The movement of continental and mountain-scale ice masses is usually modelled as a problem of viscous creep. The viscosity arises from temperature- and stress-dependent migration of defects through the polycrystalline structure of the ice, and the rheology is usually described as a power law fluid for the purposes of large-scale ice-sheet models. Much of the ice motion arises from effective slip at the bed. This may arise from actual sliding at the ice-bed interface, from enhanced ice deformation close to the bed, or from deformation of the bed istelf (where it comprises deformable glacial sediments). The slip is described mathematically by a glaciological sliding or friction law. This presentation will review classical descriptions of the friction experienced by the flow of glacial ice over a hard bed, will highlight more recent work on the subject, and discuss opportunities for further understanding. The ice-rock interface is typically close to the pressure-dependent melting point and a thin film of water resides between ice and rock. At a small (~mm) scale, there is therefore little resistance to shear, and the macroscopic friction experienced by the glacier is thought to be primarily due to the requirement for ice to flow over or around roughness elements in the bed; effectively a type of form drag. Low stresses downstream of bumps in the bed can result in cavitation, with the ice peeling off from the bed to leave a water-filled cavity. Such cavitation on a large scale effectively reduces the ice-bed contact area and can result in a reduction of friction. We discuss conceptual models of this process and their implications in terms of the dependence of friction on ice speed, cavity pressure and volume.
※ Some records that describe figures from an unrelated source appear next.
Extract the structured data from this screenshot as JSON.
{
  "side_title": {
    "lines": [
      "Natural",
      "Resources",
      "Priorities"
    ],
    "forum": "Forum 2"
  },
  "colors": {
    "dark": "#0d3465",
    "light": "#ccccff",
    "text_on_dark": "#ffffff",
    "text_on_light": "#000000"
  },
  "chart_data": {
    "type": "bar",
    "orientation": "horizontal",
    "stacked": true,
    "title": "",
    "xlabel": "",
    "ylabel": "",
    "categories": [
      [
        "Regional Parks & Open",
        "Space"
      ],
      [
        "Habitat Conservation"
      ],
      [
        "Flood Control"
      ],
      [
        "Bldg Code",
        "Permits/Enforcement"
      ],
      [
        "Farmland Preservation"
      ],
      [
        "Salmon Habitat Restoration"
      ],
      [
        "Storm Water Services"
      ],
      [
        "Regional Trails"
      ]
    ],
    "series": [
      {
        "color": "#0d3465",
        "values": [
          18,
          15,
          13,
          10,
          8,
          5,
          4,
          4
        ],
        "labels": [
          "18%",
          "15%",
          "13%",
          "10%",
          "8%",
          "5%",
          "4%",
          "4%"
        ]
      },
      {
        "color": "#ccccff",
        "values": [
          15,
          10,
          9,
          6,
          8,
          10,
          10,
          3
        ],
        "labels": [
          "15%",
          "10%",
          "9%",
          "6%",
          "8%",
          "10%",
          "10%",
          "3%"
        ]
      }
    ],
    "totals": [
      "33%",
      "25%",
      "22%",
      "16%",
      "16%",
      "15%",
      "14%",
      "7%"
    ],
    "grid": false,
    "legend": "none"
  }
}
A crucial and unresolved question is the extent to which such cavities are hydraulically connected and can therefore evolve in response to meltwater that enters glaciers from the surface during the melt season. We will discuss observations of how glacier sliding varies in time, and hypotheses for the small-scale dynamics at the bed that give rise to these changes. We also discuss the role of bed deformation and the thermodynamic effects of regelation and viscous dissipation.

Significance statement

Glaciers and ice sheets are losing mass in response to climate change. The rate at which this happens is strongly controlled by how fast the ice can move. This talk reviews current knowledge about the glacial friction that controls this movement, and how it may change in the future.